December 14, 2016
Feeling: little sore but good
Productive day yesterday. Pushed a little too hard. Kind of paying today.
World is good. Makes me laugh that so many people are still so angry about Trump being President elect. I would hate to see our system be damaged by people that didn't get their way. They think they are looking at the big picture but that isn't the case. Sad
It snowed all day yesterday. So beautiful. Today it's pretty much all gone downtown but that is normal. Ground still isn't frozen and the city is always a few degrees warmer than the surrounding area. It made me feel good to see it and brought back nice memories from past times watching it snow.
Tried to communicate with my son today. Doesn't seem to be interested in talking. He can be an ass sometimes. I sent him some Christmas gifts and, since he's working today, wanted to make sure his neighbor snagged them when they arrived. UPS drops them at the door and leaves them which amazes me but it's true. No response. I figure he's embarrassed he didn't get me something. I never expect anything. Learned a long time ago to not expect.
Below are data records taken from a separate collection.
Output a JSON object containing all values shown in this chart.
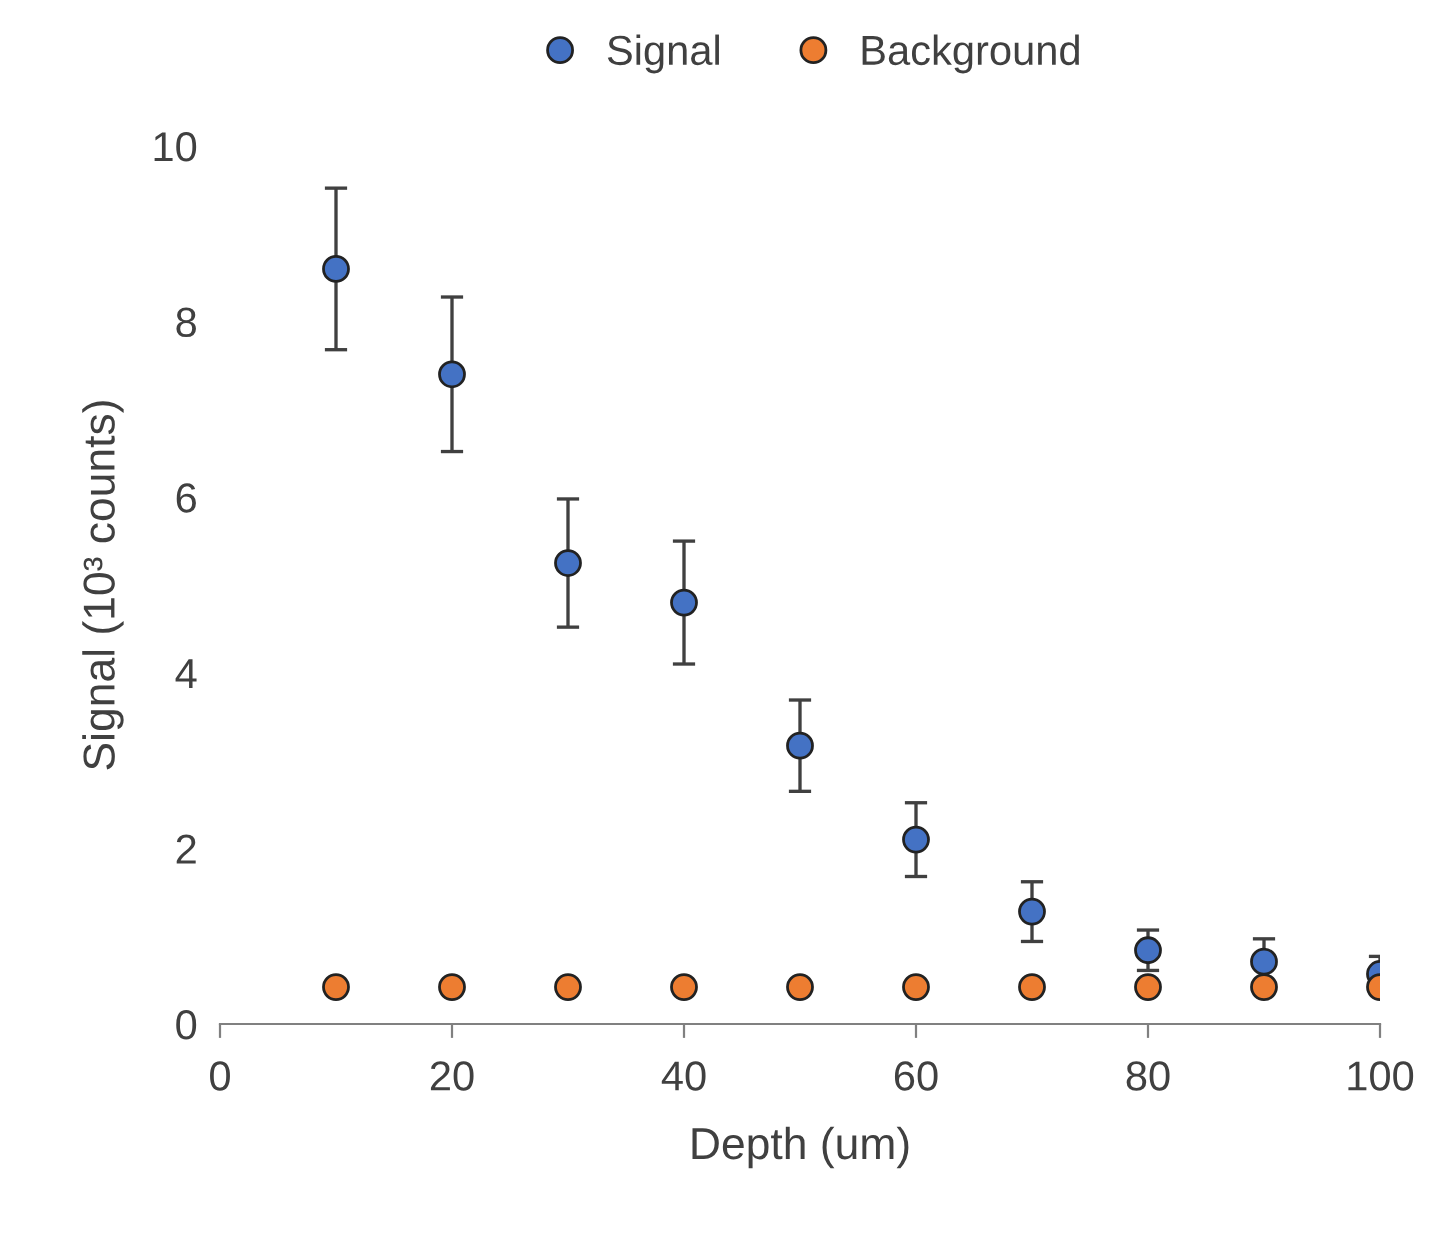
{
  "chart_data": {
    "type": "scatter",
    "xlabel": "Depth (um)",
    "ylabel": "Signal (10³ counts)",
    "x": [
      10,
      20,
      30,
      40,
      50,
      60,
      70,
      80,
      90,
      100
    ],
    "series": [
      {
        "name": "Signal",
        "color": "#4472c4",
        "values": [
          8.6,
          7.4,
          5.25,
          4.8,
          3.17,
          2.1,
          1.28,
          0.84,
          0.71,
          0.57
        ],
        "errors": [
          0.92,
          0.88,
          0.73,
          0.7,
          0.52,
          0.42,
          0.34,
          0.23,
          0.26,
          0.2
        ]
      },
      {
        "name": "Background",
        "color": "#ed7d31",
        "values": [
          0.42,
          0.42,
          0.42,
          0.42,
          0.42,
          0.42,
          0.42,
          0.42,
          0.42,
          0.42
        ]
      }
    ],
    "xlim": [
      0,
      100
    ],
    "xticks": [
      0,
      20,
      40,
      60,
      80,
      100
    ],
    "ylim": [
      0,
      10
    ],
    "yticks": [
      0,
      2,
      4,
      6,
      8,
      10
    ],
    "grid": false,
    "legend": "top",
    "marker": "circle"
  }
}
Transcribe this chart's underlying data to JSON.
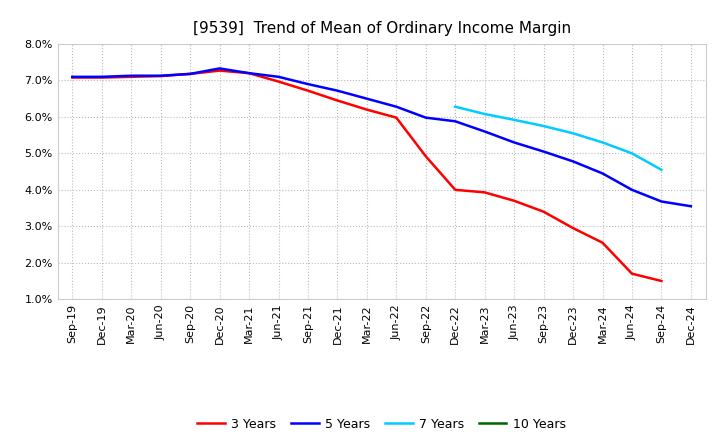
{
  "title": "[9539]  Trend of Mean of Ordinary Income Margin",
  "x_labels": [
    "Sep-19",
    "Dec-19",
    "Mar-20",
    "Jun-20",
    "Sep-20",
    "Dec-20",
    "Mar-21",
    "Jun-21",
    "Sep-21",
    "Dec-21",
    "Mar-22",
    "Jun-22",
    "Sep-22",
    "Dec-22",
    "Mar-23",
    "Jun-23",
    "Sep-23",
    "Dec-23",
    "Mar-24",
    "Jun-24",
    "Sep-24",
    "Dec-24"
  ],
  "ylim": [
    0.01,
    0.08
  ],
  "yticks": [
    0.01,
    0.02,
    0.03,
    0.04,
    0.05,
    0.06,
    0.07,
    0.08
  ],
  "ytick_labels": [
    "1.0%",
    "2.0%",
    "3.0%",
    "4.0%",
    "5.0%",
    "6.0%",
    "7.0%",
    "8.0%"
  ],
  "series_3y": {
    "label": "3 Years",
    "color": "#FF0000",
    "data_x": [
      "Sep-19",
      "Dec-19",
      "Mar-20",
      "Jun-20",
      "Sep-20",
      "Dec-20",
      "Mar-21",
      "Jun-21",
      "Sep-21",
      "Dec-21",
      "Mar-22",
      "Jun-22",
      "Sep-22",
      "Dec-22",
      "Mar-23",
      "Jun-23",
      "Sep-23",
      "Dec-23",
      "Mar-24",
      "Jun-24",
      "Sep-24"
    ],
    "data_y": [
      0.0708,
      0.0708,
      0.071,
      0.0712,
      0.0718,
      0.0727,
      0.072,
      0.0697,
      0.0672,
      0.0645,
      0.062,
      0.0598,
      0.0492,
      0.04,
      0.0393,
      0.037,
      0.034,
      0.0295,
      0.0255,
      0.017,
      0.015
    ]
  },
  "series_5y": {
    "label": "5 Years",
    "color": "#0000FF",
    "data_x": [
      "Sep-19",
      "Dec-19",
      "Mar-20",
      "Jun-20",
      "Sep-20",
      "Dec-20",
      "Mar-21",
      "Jun-21",
      "Sep-21",
      "Dec-21",
      "Mar-22",
      "Jun-22",
      "Sep-22",
      "Dec-22",
      "Mar-23",
      "Jun-23",
      "Sep-23",
      "Dec-23",
      "Mar-24",
      "Jun-24",
      "Sep-24",
      "Dec-24"
    ],
    "data_y": [
      0.071,
      0.071,
      0.0713,
      0.0713,
      0.0718,
      0.0733,
      0.072,
      0.071,
      0.069,
      0.0672,
      0.065,
      0.0628,
      0.0598,
      0.0588,
      0.056,
      0.053,
      0.0505,
      0.0478,
      0.0445,
      0.04,
      0.0368,
      0.0355
    ]
  },
  "series_7y": {
    "label": "7 Years",
    "color": "#00CCFF",
    "data_x": [
      "Dec-22",
      "Mar-23",
      "Jun-23",
      "Sep-23",
      "Dec-23",
      "Mar-24",
      "Jun-24",
      "Sep-24"
    ],
    "data_y": [
      0.0628,
      0.0608,
      0.0592,
      0.0575,
      0.0555,
      0.053,
      0.05,
      0.0455
    ]
  },
  "series_10y": {
    "label": "10 Years",
    "color": "#006400",
    "data_x": [],
    "data_y": []
  },
  "background_color": "#ffffff",
  "grid_color": "#bbbbbb",
  "plot_bg_color": "#ffffff",
  "title_fontsize": 11,
  "tick_fontsize": 8,
  "legend_fontsize": 9
}
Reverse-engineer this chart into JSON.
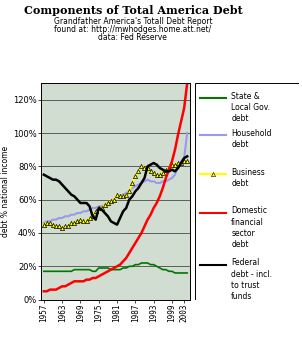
{
  "title": "Components of Total America Debt",
  "subtitle1": "Grandfather America's Totall Debt Report",
  "subtitle2": "found at: http://mwhodges.home.att.net/",
  "subtitle3": "data: Fed Reserve",
  "ylabel": "debt % national income",
  "bg_color": "#d0ddd0",
  "years": [
    1957,
    1958,
    1959,
    1960,
    1961,
    1962,
    1963,
    1964,
    1965,
    1966,
    1967,
    1968,
    1969,
    1970,
    1971,
    1972,
    1973,
    1974,
    1975,
    1976,
    1977,
    1978,
    1979,
    1980,
    1981,
    1982,
    1983,
    1984,
    1985,
    1986,
    1987,
    1988,
    1989,
    1990,
    1991,
    1992,
    1993,
    1994,
    1995,
    1996,
    1997,
    1998,
    1999,
    2000,
    2001,
    2002,
    2003,
    2004
  ],
  "state_local": [
    17,
    17,
    17,
    17,
    17,
    17,
    17,
    17,
    17,
    17,
    18,
    18,
    18,
    18,
    18,
    18,
    17,
    17,
    19,
    19,
    19,
    19,
    18,
    18,
    18,
    18,
    19,
    19,
    20,
    20,
    21,
    21,
    22,
    22,
    22,
    21,
    21,
    20,
    19,
    18,
    18,
    17,
    17,
    16,
    16,
    16,
    16,
    16
  ],
  "household": [
    46,
    47,
    47,
    48,
    48,
    49,
    49,
    50,
    50,
    51,
    51,
    52,
    52,
    53,
    53,
    54,
    55,
    55,
    56,
    56,
    57,
    58,
    59,
    60,
    62,
    62,
    63,
    64,
    65,
    67,
    68,
    69,
    70,
    71,
    72,
    71,
    71,
    70,
    70,
    71,
    71,
    72,
    73,
    75,
    80,
    83,
    85,
    100
  ],
  "business": [
    45,
    46,
    46,
    45,
    44,
    44,
    43,
    44,
    44,
    46,
    46,
    47,
    48,
    47,
    47,
    49,
    50,
    53,
    55,
    55,
    57,
    58,
    59,
    60,
    63,
    62,
    62,
    63,
    65,
    70,
    74,
    77,
    80,
    79,
    79,
    77,
    76,
    75,
    75,
    76,
    78,
    79,
    81,
    81,
    82,
    82,
    83,
    83
  ],
  "financial": [
    5,
    5,
    6,
    6,
    6,
    7,
    8,
    8,
    9,
    10,
    11,
    11,
    11,
    11,
    12,
    12,
    13,
    13,
    14,
    15,
    16,
    17,
    18,
    19,
    20,
    21,
    23,
    25,
    28,
    31,
    34,
    37,
    40,
    44,
    48,
    51,
    55,
    58,
    62,
    67,
    73,
    78,
    83,
    90,
    99,
    107,
    115,
    130
  ],
  "federal": [
    75,
    74,
    73,
    72,
    72,
    71,
    69,
    67,
    65,
    63,
    62,
    60,
    58,
    58,
    58,
    56,
    50,
    48,
    55,
    54,
    52,
    50,
    47,
    46,
    45,
    49,
    53,
    55,
    60,
    62,
    65,
    67,
    70,
    73,
    80,
    81,
    82,
    81,
    79,
    78,
    77,
    77,
    78,
    77,
    79,
    82,
    85,
    86
  ],
  "xticks": [
    1957,
    1963,
    1969,
    1975,
    1981,
    1987,
    1993,
    1999,
    2003
  ],
  "xlim": [
    1956,
    2005
  ],
  "ylim": [
    0,
    130
  ],
  "yticks": [
    0,
    20,
    40,
    60,
    80,
    100,
    120
  ],
  "line_colors": {
    "state_local": "#007700",
    "household": "#9999ee",
    "business": "#ffff00",
    "financial": "#ff0000",
    "federal": "#000000"
  },
  "legend_labels": {
    "state_local": "State &\nLocal Gov.\ndebt",
    "household": "Household\ndebt",
    "business": "Business\ndebt",
    "financial": "Domestic\nfinancial\nsector\ndebt",
    "federal": "Federal\ndebt - incl.\nto trust\nfunds"
  }
}
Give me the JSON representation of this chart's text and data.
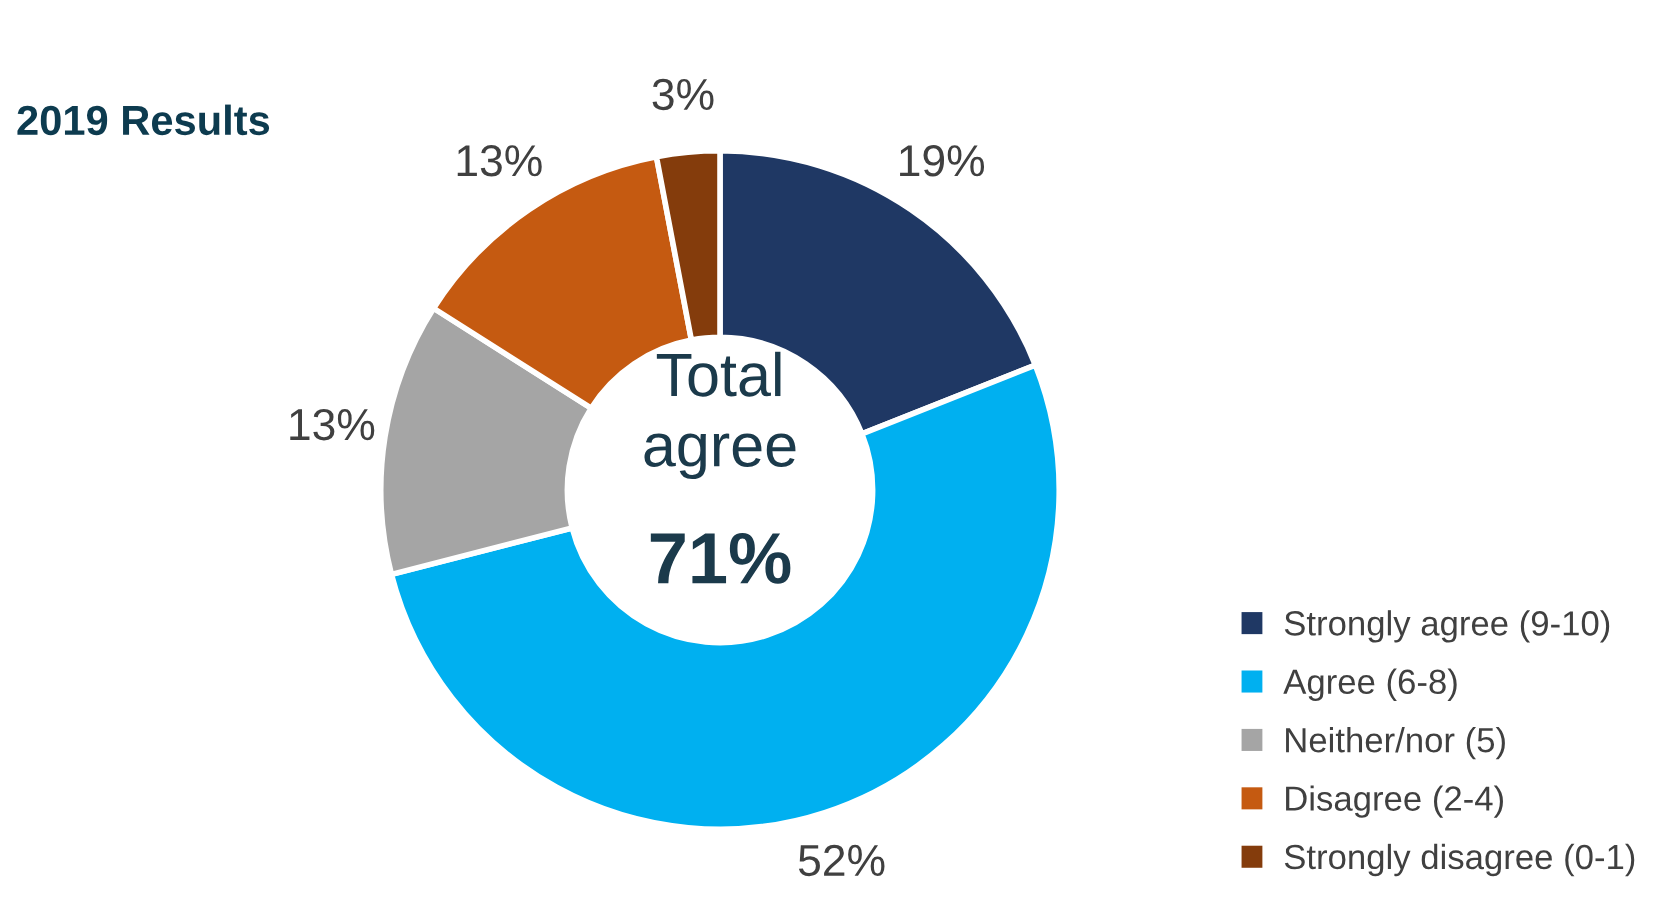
{
  "chart_data": {
    "type": "donut",
    "title": "2019 Results",
    "categories": [
      "Strongly agree (9-10)",
      "Agree (6-8)",
      "Neither/nor (5)",
      "Disagree (2-4)",
      "Strongly disagree (0-1)"
    ],
    "values": [
      19,
      52,
      13,
      13,
      3
    ],
    "colors": [
      "#1f3864",
      "#00b0f0",
      "#a5a5a5",
      "#c55a11",
      "#843c0c"
    ],
    "value_labels": [
      "19%",
      "52%",
      "13%",
      "13%",
      "3%"
    ],
    "annotations": [
      "Total\nagree",
      "71%"
    ],
    "legend": "bottom right"
  }
}
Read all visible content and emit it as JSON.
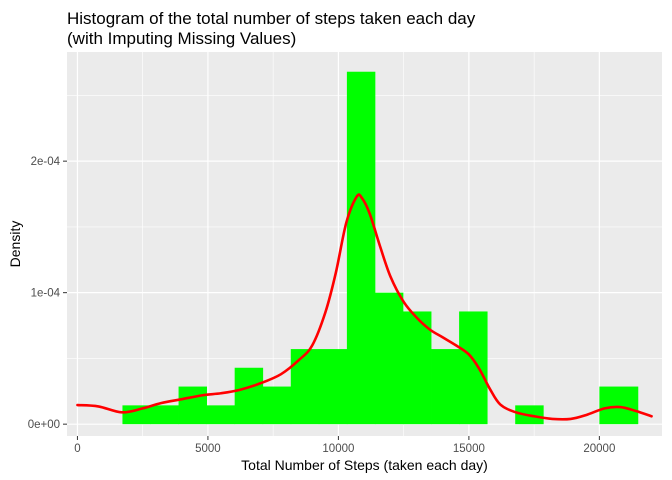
{
  "chart_data": {
    "type": "bar",
    "title_lines": [
      "Histogram of the total number of steps taken each day",
      "(with Imputing Missing Values)"
    ],
    "xlabel": "Total Number of Steps (taken each day)",
    "ylabel": "Density",
    "xlim": [
      -400,
      22400
    ],
    "ylim": [
      -9e-06,
      0.000283
    ],
    "x_ticks": [
      {
        "value": 0,
        "label": "0"
      },
      {
        "value": 5000,
        "label": "5000"
      },
      {
        "value": 10000,
        "label": "10000"
      },
      {
        "value": 15000,
        "label": "15000"
      },
      {
        "value": 20000,
        "label": "20000"
      }
    ],
    "y_ticks": [
      {
        "value": 0,
        "label": "0e+00"
      },
      {
        "value": 0.0001,
        "label": "1e-04"
      },
      {
        "value": 0.0002,
        "label": "2e-04"
      }
    ],
    "grid": true,
    "bar_color": "#00FF00",
    "density_color": "#FF0000",
    "panel_color": "#EBEBEB",
    "grid_color": "#FFFFFF",
    "bins": [
      {
        "x0": 1725,
        "x1": 2800,
        "density": 1.43e-05
      },
      {
        "x0": 2800,
        "x1": 3875,
        "density": 1.43e-05
      },
      {
        "x0": 3875,
        "x1": 4950,
        "density": 2.86e-05
      },
      {
        "x0": 4950,
        "x1": 6025,
        "density": 1.43e-05
      },
      {
        "x0": 6025,
        "x1": 7100,
        "density": 4.29e-05
      },
      {
        "x0": 7100,
        "x1": 8175,
        "density": 2.86e-05
      },
      {
        "x0": 8175,
        "x1": 9250,
        "density": 5.71e-05
      },
      {
        "x0": 9250,
        "x1": 10325,
        "density": 5.71e-05
      },
      {
        "x0": 10325,
        "x1": 11400,
        "density": 0.000268
      },
      {
        "x0": 11400,
        "x1": 12475,
        "density": 0.0001
      },
      {
        "x0": 12475,
        "x1": 13550,
        "density": 8.57e-05
      },
      {
        "x0": 13550,
        "x1": 14625,
        "density": 5.71e-05
      },
      {
        "x0": 14625,
        "x1": 15700,
        "density": 8.57e-05
      },
      {
        "x0": 15700,
        "x1": 16775,
        "density": 0
      },
      {
        "x0": 16775,
        "x1": 17850,
        "density": 1.43e-05
      },
      {
        "x0": 17850,
        "x1": 18925,
        "density": 0
      },
      {
        "x0": 18925,
        "x1": 20000,
        "density": 0
      },
      {
        "x0": 20000,
        "x1": 21475,
        "density": 2.86e-05
      }
    ],
    "density_curve": {
      "x": [
        0,
        800,
        1700,
        2500,
        3200,
        4000,
        4800,
        5500,
        6200,
        7000,
        7800,
        8500,
        9000,
        9500,
        9900,
        10300,
        10700,
        10900,
        11200,
        11600,
        12000,
        12500,
        13000,
        13500,
        14000,
        14500,
        15000,
        15400,
        15800,
        16200,
        16800,
        17500,
        18200,
        18900,
        19500,
        20200,
        20800,
        21400,
        22000
      ],
      "y": [
        1.45e-05,
        1.35e-05,
        9e-06,
        1.2e-05,
        1.6e-05,
        1.9e-05,
        2.2e-05,
        2.35e-05,
        2.6e-05,
        3.1e-05,
        3.8e-05,
        4.9e-05,
        6e-05,
        8.5e-05,
        0.000115,
        0.000153,
        0.000173,
        0.000172,
        0.00016,
        0.000135,
        0.000112,
        9.3e-05,
        8.1e-05,
        7.2e-05,
        6.6e-05,
        6e-05,
        5.3e-05,
        4.2e-05,
        2.7e-05,
        1.5e-05,
        9e-06,
        6e-06,
        4e-06,
        4e-06,
        7e-06,
        1.2e-05,
        1.3e-05,
        1e-05,
        6e-06
      ]
    }
  }
}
This brings up an interesting idea. The whole idea of expectations. Can a life be built without expecting anything? Not sure. I mean you expect to see tomorrow. You expect to be paid for work. Let me reign this in a bit. Can a life be built without expecting other people to support your own emotional needs and wants? Still not really the point I'm trying to explore but closer. I still expect my son to respond to me but from time to time he doesn't and I allow it to hurt my feelings. I'm not sure I can do it any other way. I don't expect him to buy me a gift for Christmas. I never expect gifts from anyone. I don't know.....it's confusing to me. LOL meaning I don't want to think about it right now.